The client seeks a vendor to provide comprehensive network operations and security operations center (NOC/SOC) software solutions, such as CrowdStrike or an approved equivalent, focused on enterprise End Point Detection and Response (EDR) and Security Information and Event Management (SIEM) licensing. The software must enable real-time detection, prevention, and automated remediation of endpoint threats; correlate network, user, and endpoint events to identify advanced persistent threats; and maintain 24/7/365 monitoring, alerting, and incident response within a hybrid IT environment.

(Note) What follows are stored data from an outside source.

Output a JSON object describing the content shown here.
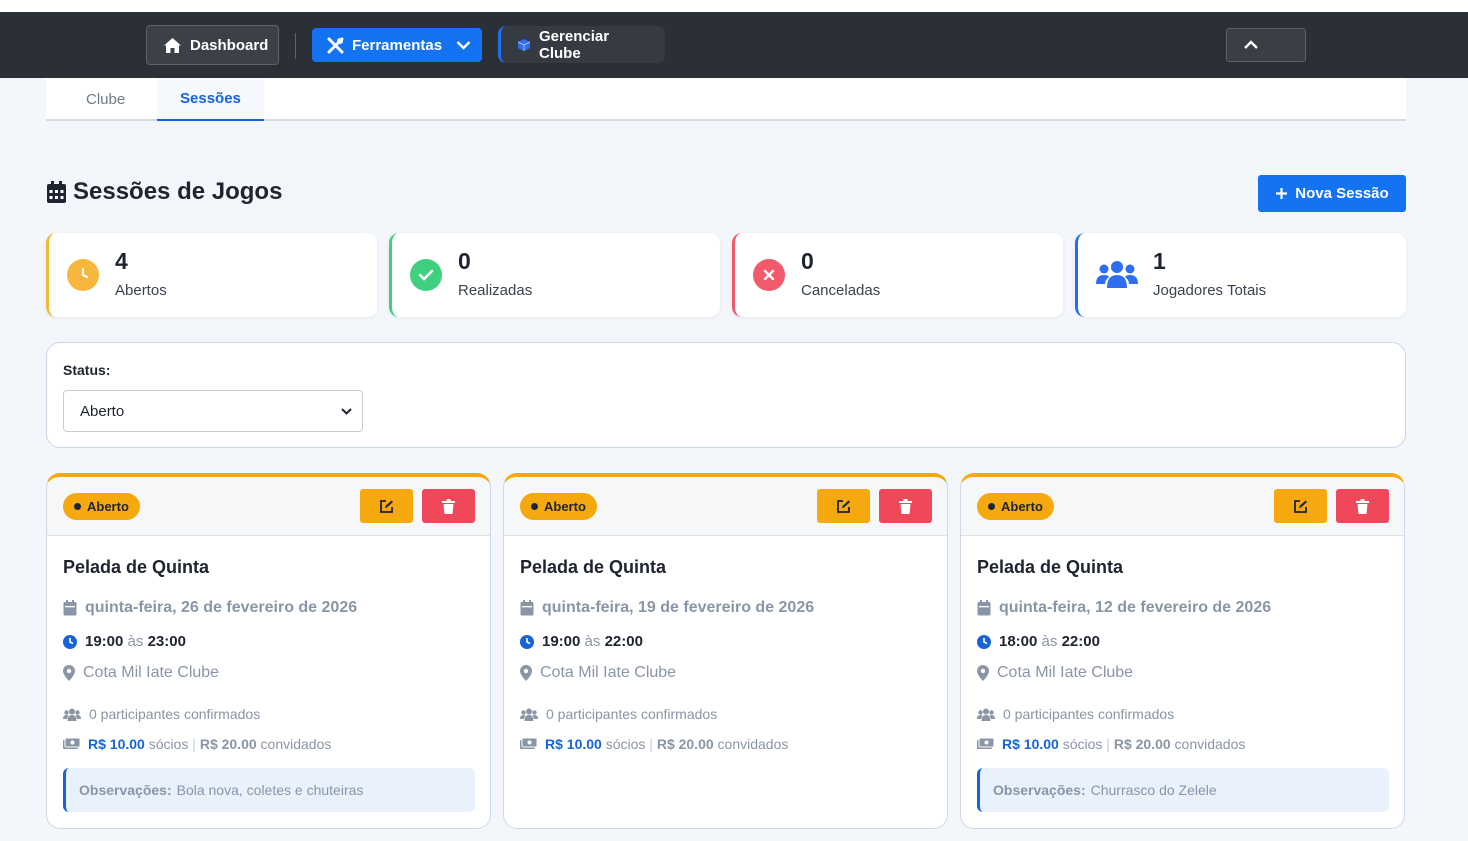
{
  "nav": {
    "dashboard_label": "Dashboard",
    "tools_label": "Ferramentas",
    "manage_label": "Gerenciar Clube"
  },
  "tabs": [
    {
      "label": "Clube",
      "active": false
    },
    {
      "label": "Sessões",
      "active": true
    }
  ],
  "page": {
    "title": "Sessões de Jogos",
    "new_button": "Nova Sessão"
  },
  "stats": [
    {
      "value": "4",
      "label": "Abertos",
      "color": "#f6b73c"
    },
    {
      "value": "0",
      "label": "Realizadas",
      "color": "#3fcf7f"
    },
    {
      "value": "0",
      "label": "Canceladas",
      "color": "#f05a6b"
    },
    {
      "value": "1",
      "label": "Jogadores Totais",
      "color": "#1e6ff5"
    }
  ],
  "filter": {
    "label": "Status:",
    "selected": "Aberto"
  },
  "sessions": [
    {
      "status": "Aberto",
      "title": "Pelada de Quinta",
      "date": "quinta-feira, 26 de fevereiro de 2026",
      "start": "19:00",
      "sep": "às",
      "end": "23:00",
      "location": "Cota Mil Iate Clube",
      "participants": "0 participantes confirmados",
      "price_members": "R$ 10.00",
      "members_label": "sócios",
      "price_guests": "R$ 20.00",
      "guests_label": "convidados",
      "notes_label": "Observações:",
      "notes": "Bola nova, coletes e chuteiras"
    },
    {
      "status": "Aberto",
      "title": "Pelada de Quinta",
      "date": "quinta-feira, 19 de fevereiro de 2026",
      "start": "19:00",
      "sep": "às",
      "end": "22:00",
      "location": "Cota Mil Iate Clube",
      "participants": "0 participantes confirmados",
      "price_members": "R$ 10.00",
      "members_label": "sócios",
      "price_guests": "R$ 20.00",
      "guests_label": "convidados"
    },
    {
      "status": "Aberto",
      "title": "Pelada de Quinta",
      "date": "quinta-feira, 12 de fevereiro de 2026",
      "start": "18:00",
      "sep": "às",
      "end": "22:00",
      "location": "Cota Mil Iate Clube",
      "participants": "0 participantes confirmados",
      "price_members": "R$ 10.00",
      "members_label": "sócios",
      "price_guests": "R$ 20.00",
      "guests_label": "convidados",
      "notes_label": "Observações:",
      "notes": "Churrasco do Zelele"
    }
  ]
}
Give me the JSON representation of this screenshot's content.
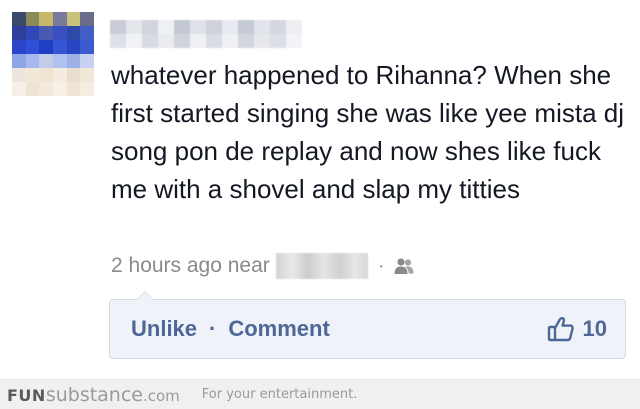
{
  "post": {
    "author_name": "",
    "text": "whatever happened to Rihanna? When she first started singing she was like yee mista dj song pon de replay and now shes like fuck me with a shovel and slap my titties",
    "timestamp": "2 hours ago near",
    "location": "",
    "audience_icon": "friends-icon"
  },
  "actions": {
    "unlike_label": "Unlike",
    "separator": "·",
    "comment_label": "Comment",
    "like_icon": "thumbs-up-icon",
    "like_count": "10"
  },
  "watermark": {
    "brand_bold": "FUN",
    "brand_light": "substance",
    "brand_domain": ".com",
    "tagline": "For your entertainment."
  },
  "colors": {
    "link": "#4e6797",
    "action_bg": "#eff2f8",
    "meta_text": "#8a8a8a"
  }
}
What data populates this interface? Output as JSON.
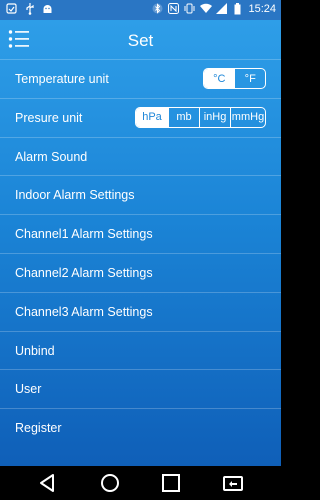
{
  "status_bar": {
    "time": "15:24",
    "battery": "",
    "left_icons": [
      "notification-icon",
      "usb-icon",
      "android-debug-icon"
    ],
    "right_icons": [
      "bluetooth-icon",
      "nfc-icon",
      "vibrate-icon",
      "wifi-icon",
      "signal-icon",
      "battery-icon"
    ]
  },
  "app_bar": {
    "title": "Set",
    "menu_icon": "menu-icon"
  },
  "settings": {
    "temperature": {
      "label": "Temperature unit",
      "options": [
        "°C",
        "°F"
      ],
      "selected": "°C"
    },
    "pressure": {
      "label": "Presure unit",
      "options": [
        "hPa",
        "mb",
        "inHg",
        "mmHg"
      ],
      "selected": "hPa"
    },
    "items": [
      "Alarm Sound",
      "Indoor Alarm Settings",
      "Channel1 Alarm Settings",
      "Channel2 Alarm Settings",
      "Channel3 Alarm Settings",
      "Unbind",
      "User",
      "Register"
    ]
  },
  "nav_bar": {
    "icons": [
      "back-icon",
      "home-icon",
      "recents-icon",
      "screen-mirror-icon"
    ]
  },
  "colors": {
    "accent": "#1d86d8",
    "status_bar": "#2a76c4",
    "gradient_top": "#2e9ee8",
    "gradient_bottom": "#0f5fb8"
  }
}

The selected solution must support rapid deployment through a proof-of-concept and phased rollout, deploy cloud-native endpoint protection agents across both Windows and Linux environments, and provide scalable, cloud-hosted SIEM to handle millions of events per day. The system should enrich logs with threat intelligence feeds and incorporate behavior-based detection, machine learning, and rollback remediation features, with an API-first design for telemetry export, policy automation, and vulnerability scanning.

Additional requirements include real-time host isolation, scripted remediation, integration with ticketing systems, managed threat hunting with custom query capabilities, ingestion of logs from various sources, and support for compliance reporting (e.g., PCI DSS, FTA). The platform should integrate seamlessly with the endpoint protection system, support automation of containment actions, and enable dashboarding, scheduled, and ad-hoc API reporting. The contract period is one year.